Road Marking Starter Guide

Road line marking is any material or device placed on the road to provide official information and is a critical part of any road surface. It is primarily used to delineate traffic lanes, inform motorists of legal maneuvers and to maintain a safe flow of traffic.

Depending on the planned lifespan of the road in question, either Temporary or Permanent Line marking may be implemented. Temporary line marking (such as Temporary Raised Reflective Pavement Markers) is quicker to put down and easier to remove compared to permanent line marking (such as thermoplastic arrows). RMS D&C R145, Pavement Marking (Performance Based) is the relevant line marking specification used on the project.

Construction Methodology

  • The line marking contractor must be accredited by RMS.
  • All line marking materials must comply with RMS requirements.
  • Ensure the line marking has been planned and set out by a surveyor. There is also an applicable Hold Point that must be issued to Sub IC for notification of set out.
  • Ensure the road is dry and clean, free of dirt, gravel and any other loose foreign material.
  • Ensure all hot works permits are up to date (if thermoplastics or RRPMs are to be used or if the road needs warming or drying). When RRPMs are used refer to RMS D&C R142 specification.
  • As works take place on the road surface, appropriate traffic management must be in place.
  • Remove old or redundant lines in accordance with Clause 3.3 of R145.
  • Apply the required line marking.
  • Ensure it has been installed correctly.

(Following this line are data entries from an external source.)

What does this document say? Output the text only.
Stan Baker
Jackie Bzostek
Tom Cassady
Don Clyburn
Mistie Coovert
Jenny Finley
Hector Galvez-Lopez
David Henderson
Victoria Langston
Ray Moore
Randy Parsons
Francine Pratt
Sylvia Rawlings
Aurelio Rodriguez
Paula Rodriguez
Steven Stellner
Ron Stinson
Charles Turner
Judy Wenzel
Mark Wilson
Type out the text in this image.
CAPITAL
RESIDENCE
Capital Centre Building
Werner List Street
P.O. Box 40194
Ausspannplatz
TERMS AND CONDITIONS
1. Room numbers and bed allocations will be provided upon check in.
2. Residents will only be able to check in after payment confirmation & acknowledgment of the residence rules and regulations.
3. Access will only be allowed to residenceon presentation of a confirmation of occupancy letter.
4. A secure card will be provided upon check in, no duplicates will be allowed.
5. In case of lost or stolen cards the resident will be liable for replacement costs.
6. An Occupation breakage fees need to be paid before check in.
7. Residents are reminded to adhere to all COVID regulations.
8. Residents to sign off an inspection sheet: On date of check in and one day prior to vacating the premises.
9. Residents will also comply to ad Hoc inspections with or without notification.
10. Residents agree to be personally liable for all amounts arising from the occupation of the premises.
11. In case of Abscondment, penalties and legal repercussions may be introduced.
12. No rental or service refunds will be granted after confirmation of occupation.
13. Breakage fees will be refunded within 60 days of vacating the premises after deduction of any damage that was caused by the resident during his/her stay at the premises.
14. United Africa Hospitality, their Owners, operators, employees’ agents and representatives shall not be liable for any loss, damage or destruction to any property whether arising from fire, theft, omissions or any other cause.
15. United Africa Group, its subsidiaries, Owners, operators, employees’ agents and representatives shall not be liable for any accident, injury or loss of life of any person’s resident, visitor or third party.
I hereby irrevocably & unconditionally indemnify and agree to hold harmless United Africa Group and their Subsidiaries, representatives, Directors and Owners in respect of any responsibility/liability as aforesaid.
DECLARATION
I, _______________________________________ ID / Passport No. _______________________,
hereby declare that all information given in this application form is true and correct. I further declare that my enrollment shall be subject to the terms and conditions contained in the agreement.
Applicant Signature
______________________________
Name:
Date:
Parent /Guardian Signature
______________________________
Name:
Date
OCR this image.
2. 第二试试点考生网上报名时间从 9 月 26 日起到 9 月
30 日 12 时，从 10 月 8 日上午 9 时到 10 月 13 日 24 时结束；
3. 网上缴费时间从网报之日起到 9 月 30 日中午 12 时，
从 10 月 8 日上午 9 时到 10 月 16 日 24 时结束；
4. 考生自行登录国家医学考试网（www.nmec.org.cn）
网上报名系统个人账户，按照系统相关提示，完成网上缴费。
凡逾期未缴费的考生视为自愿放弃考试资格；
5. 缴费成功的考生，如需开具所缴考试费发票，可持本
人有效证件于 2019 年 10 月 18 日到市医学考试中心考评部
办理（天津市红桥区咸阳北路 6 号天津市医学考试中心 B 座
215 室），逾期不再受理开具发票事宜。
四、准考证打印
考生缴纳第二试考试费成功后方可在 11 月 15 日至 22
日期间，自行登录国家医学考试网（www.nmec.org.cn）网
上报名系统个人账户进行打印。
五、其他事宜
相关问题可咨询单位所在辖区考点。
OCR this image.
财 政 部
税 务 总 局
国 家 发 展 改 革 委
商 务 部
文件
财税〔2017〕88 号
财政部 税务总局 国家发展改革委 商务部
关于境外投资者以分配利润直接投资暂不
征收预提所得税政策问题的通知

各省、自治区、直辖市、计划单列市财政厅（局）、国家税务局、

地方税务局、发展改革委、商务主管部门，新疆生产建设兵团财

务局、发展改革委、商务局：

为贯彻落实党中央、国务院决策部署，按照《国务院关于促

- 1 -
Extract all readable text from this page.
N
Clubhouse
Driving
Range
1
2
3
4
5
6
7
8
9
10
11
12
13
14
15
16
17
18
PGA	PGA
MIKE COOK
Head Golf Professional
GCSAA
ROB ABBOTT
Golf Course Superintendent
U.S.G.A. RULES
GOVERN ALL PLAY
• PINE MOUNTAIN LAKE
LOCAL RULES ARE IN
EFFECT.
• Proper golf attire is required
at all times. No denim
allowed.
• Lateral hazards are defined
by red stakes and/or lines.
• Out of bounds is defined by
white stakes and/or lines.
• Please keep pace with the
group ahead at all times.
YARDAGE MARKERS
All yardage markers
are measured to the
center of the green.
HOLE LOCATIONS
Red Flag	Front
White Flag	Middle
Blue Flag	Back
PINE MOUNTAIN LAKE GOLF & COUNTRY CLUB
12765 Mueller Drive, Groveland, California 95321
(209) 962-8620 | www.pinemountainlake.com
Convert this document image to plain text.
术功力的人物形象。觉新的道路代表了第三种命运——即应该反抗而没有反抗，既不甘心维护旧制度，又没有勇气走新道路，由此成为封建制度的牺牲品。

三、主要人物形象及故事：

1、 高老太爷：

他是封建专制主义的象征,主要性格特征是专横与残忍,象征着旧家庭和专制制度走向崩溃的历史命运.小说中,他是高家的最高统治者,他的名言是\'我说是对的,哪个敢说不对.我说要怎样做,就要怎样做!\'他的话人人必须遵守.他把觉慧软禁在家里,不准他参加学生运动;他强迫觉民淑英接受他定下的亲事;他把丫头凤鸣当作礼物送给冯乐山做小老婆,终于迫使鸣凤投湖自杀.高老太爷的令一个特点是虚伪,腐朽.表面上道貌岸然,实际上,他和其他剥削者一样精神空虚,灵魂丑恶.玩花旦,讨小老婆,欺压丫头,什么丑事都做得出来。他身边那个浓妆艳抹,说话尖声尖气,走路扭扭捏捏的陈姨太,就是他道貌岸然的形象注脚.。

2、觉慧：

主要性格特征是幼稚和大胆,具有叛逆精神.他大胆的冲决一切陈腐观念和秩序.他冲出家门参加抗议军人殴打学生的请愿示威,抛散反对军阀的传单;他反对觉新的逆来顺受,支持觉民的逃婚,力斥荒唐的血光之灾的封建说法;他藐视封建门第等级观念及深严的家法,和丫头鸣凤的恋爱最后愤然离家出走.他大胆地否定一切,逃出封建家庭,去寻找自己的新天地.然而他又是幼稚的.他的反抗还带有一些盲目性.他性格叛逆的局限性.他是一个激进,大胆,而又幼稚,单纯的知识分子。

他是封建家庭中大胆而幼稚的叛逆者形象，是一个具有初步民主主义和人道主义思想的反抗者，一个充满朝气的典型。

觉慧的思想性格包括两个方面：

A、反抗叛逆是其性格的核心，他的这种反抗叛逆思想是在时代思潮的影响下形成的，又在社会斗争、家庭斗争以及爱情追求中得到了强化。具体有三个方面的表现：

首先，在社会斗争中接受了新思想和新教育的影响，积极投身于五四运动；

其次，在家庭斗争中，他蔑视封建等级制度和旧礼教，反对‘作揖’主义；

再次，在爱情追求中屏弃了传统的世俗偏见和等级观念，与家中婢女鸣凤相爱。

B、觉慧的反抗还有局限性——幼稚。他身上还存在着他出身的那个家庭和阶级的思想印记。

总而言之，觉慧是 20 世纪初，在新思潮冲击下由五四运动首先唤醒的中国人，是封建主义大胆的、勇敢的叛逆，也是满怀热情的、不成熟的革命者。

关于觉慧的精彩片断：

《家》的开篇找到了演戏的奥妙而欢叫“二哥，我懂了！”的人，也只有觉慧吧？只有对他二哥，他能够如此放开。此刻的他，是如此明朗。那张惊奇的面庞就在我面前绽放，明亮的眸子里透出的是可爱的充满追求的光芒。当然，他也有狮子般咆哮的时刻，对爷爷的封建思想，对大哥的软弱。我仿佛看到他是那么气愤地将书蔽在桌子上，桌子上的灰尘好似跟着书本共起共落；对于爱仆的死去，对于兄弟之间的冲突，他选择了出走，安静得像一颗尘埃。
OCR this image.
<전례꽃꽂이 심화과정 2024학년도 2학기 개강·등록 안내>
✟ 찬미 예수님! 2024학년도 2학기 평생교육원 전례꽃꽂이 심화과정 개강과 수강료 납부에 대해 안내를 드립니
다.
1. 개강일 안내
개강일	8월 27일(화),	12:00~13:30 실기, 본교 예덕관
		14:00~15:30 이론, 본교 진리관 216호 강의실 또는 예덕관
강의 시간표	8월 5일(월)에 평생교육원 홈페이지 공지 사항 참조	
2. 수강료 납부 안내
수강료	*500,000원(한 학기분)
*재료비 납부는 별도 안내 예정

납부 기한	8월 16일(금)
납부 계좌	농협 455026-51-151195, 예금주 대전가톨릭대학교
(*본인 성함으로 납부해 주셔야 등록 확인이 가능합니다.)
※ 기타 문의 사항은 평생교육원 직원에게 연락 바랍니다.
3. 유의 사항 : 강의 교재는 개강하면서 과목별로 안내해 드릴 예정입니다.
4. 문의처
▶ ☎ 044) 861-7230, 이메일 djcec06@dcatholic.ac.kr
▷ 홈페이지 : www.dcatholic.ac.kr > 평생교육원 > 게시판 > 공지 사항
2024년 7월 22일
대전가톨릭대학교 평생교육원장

Completed line marking and raised retro-reflective raised pavement markers can be seen below.

Issues

  • Wet weather can prevent line marking from being implemented as the road needs to be dry. If the roads are wet, the paint may run and the plastic may not stick.
  • Debris or dirt on the road surface.
  • Designs not fitting in with existing line marking.
  • Incorrect survey set out.

Identified Records

  • All RMS specifications contain a list of important identified records that need to obtained/addressed.
  • Ensure that all the relevant planning documents and identified records are obtained for specifications D&C R142 and R145.

Quality Tips

  • Prior to any road marking being undertaken, the area is to be swept clean to make it free of all dirt or debris which could prevent paint or thermoplastic lines from being applied correctly and sticking to the pavement.
  • In situations where new line marking must tie in with existing road markings, the new design does not always line up with what exists on ground. Prior to placing as per design, conduct a visual check of the spotting out for potential issues. If the design does not line up with the existing line marking, it may be best to redesign the tie-in points.
  • When line marking a second turning lane, if the design for the new lane does not line up with the arrows on the existing lane it may be best to modify the design to match what is on ground rather than scrubbing the existing arrows and placing new arrows in both lanes.
  • Check the weather for incoming rain as line marking material may not fully adhere to road surfaces if not completely dry.
  • Ensure survey is done ahead of time. Surveying is the most time consuming part of temporary line marking, a 500m section that takes a truck less than a minute to mark out may take a surveyor 20 to 25 minutes to properly survey.
  • Newly laid asphalt needs 24 / 48 hours to settle and to allow the oils to evaporate prior to applying line marking. Thermoplastics will not stick to newly laid asphalt.